Gleichmut ist das letzte der zehn Parami des Buddhismus. Gleichmut zu entwickeln bedeutet, über den Dingen zu stehen und nicht mehr involviert zu werden. Dennoch ist es keine trockene Neutralität, denn Gleichmut beinhaltet Wärme und Mitgefühl für andere Wesen. Zugleich entsteht Gleichmut aus einem tieferen Verständnis von Ursache und Wirkung. Alle Wesen erfahren die Auswirkungen der Ursachen, die sie mit früheren Taten, Worten und Gedanken gesetzt haben – sie erleben das Resultat ihres eigenen Karmas.

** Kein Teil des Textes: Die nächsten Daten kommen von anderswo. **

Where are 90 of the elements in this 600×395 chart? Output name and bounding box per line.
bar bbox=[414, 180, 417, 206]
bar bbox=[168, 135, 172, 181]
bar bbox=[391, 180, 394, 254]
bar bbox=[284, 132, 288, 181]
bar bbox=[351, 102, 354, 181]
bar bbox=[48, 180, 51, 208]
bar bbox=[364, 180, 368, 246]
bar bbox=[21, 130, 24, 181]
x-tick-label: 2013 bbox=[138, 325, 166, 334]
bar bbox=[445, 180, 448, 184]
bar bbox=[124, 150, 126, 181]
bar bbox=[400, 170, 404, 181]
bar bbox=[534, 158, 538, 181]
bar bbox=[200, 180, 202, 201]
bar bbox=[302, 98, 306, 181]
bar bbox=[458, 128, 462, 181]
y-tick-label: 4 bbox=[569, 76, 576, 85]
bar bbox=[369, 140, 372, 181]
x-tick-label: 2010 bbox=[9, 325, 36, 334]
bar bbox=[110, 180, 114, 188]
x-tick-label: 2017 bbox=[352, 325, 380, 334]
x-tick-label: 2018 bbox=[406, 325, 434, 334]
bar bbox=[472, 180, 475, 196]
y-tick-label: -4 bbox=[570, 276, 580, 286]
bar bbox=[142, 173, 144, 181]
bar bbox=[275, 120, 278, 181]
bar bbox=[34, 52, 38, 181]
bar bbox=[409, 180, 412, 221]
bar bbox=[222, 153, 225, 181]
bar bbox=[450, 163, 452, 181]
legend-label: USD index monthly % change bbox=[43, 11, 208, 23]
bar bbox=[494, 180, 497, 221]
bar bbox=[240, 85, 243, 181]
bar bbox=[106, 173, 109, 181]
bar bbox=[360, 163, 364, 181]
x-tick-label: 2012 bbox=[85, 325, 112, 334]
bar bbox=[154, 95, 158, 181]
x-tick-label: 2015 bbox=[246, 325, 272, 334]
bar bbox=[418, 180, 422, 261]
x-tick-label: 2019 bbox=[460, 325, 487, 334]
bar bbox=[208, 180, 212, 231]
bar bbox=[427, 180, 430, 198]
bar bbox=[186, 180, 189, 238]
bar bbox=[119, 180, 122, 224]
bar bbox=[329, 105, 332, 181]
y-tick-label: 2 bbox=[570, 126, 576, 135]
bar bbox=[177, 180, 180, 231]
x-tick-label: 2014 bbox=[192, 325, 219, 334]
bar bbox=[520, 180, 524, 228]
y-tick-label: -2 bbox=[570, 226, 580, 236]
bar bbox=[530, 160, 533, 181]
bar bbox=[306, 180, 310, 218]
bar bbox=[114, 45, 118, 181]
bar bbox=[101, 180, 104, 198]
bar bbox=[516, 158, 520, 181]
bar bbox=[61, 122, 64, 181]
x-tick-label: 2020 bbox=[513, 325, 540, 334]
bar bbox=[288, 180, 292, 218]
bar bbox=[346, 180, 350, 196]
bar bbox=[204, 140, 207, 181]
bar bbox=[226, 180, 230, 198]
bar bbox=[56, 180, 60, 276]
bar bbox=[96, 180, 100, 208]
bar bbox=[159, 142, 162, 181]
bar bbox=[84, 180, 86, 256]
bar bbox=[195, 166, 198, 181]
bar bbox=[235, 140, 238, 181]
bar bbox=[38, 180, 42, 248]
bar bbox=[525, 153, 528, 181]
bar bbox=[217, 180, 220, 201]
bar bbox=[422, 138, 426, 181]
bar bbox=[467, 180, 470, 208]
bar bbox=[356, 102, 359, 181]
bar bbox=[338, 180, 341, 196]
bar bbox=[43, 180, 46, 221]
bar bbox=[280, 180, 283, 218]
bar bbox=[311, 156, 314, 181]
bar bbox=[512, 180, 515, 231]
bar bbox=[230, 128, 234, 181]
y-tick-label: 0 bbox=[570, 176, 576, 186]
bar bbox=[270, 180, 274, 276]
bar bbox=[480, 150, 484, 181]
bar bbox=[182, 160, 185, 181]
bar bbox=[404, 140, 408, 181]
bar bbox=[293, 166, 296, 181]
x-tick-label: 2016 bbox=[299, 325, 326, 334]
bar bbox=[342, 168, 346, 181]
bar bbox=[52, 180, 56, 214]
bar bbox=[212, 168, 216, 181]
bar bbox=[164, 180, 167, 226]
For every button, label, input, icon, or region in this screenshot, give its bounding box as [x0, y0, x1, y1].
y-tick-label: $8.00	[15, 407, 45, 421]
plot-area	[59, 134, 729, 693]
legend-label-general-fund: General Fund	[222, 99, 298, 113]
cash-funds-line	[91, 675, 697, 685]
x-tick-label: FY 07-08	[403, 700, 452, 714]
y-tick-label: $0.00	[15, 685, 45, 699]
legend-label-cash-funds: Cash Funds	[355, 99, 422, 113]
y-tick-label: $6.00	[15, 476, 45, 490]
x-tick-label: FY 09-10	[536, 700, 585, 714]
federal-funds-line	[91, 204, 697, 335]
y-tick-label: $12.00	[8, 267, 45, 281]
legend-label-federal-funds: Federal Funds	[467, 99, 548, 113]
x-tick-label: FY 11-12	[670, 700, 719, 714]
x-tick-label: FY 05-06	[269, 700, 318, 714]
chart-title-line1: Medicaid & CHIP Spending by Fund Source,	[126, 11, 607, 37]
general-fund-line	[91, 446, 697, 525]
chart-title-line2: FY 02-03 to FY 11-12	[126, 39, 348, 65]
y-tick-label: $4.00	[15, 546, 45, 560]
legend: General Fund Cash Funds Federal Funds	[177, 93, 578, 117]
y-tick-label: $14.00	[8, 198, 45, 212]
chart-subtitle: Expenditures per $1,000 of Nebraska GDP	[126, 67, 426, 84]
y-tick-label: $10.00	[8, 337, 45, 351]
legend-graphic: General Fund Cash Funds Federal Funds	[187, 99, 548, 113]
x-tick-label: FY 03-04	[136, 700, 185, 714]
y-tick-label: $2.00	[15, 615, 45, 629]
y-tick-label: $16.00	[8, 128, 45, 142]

Dennoch ist man Anderen gegenüber nicht gleichgültig und sagt: „Das ist deine eigene Schuld. Das ist dein Karma“, sondern man versucht zu helfen, wenn man es kann. Man beobachtet und sieht, ob es die Möglichkeit gibt, einzugreifen, um das Leiden anderer zu lindern. Kann man jedoch nichts tun, lässt sich nicht in das Leid mit hineinziehen.

Gleichmut wird beschreiben als eine der erhabensten Emotionen der buddhistischen Praxis. Es ist der Boden für Weisheit und Freiheit sowie der Beschützer von Mitgefühl und Liebe.

Der Buddha beschrieb einen von Gleichmut erfüllten Geist als „erhaben, unermesslich, ohne Feindseligkeit und ohne bösen Willen“.

Wenn wir zum Beispiel beleidigende Worte nicht mehr persönlich nehmen, nicht darauf reagieren, dann ist da Gleichmut. Dieser entsteht durch Loslassen, durch das Gelöst sein von dem, was äußerlich passiert. Wir bleiben entspannt und gleichmütig.

Die sieben geistigen Qualitäten des Gleichmutes

Ein Ansatz zur Entwicklung von Gleichmut besteht darin, die Qualitäten des Geistes zu kultivieren, die den Gleichmut stärken. Es gibt sieben Qualitäten.

Die erste Qualität ist Moral oder ethische Prinzipien. Wenn wir Integrität haben und uns innerlich sicher sind, dass wir keinen Schaden für uns selbst oder andere produzieren, dann gibt das Selbstbewusstsein, und auch Gleichmut.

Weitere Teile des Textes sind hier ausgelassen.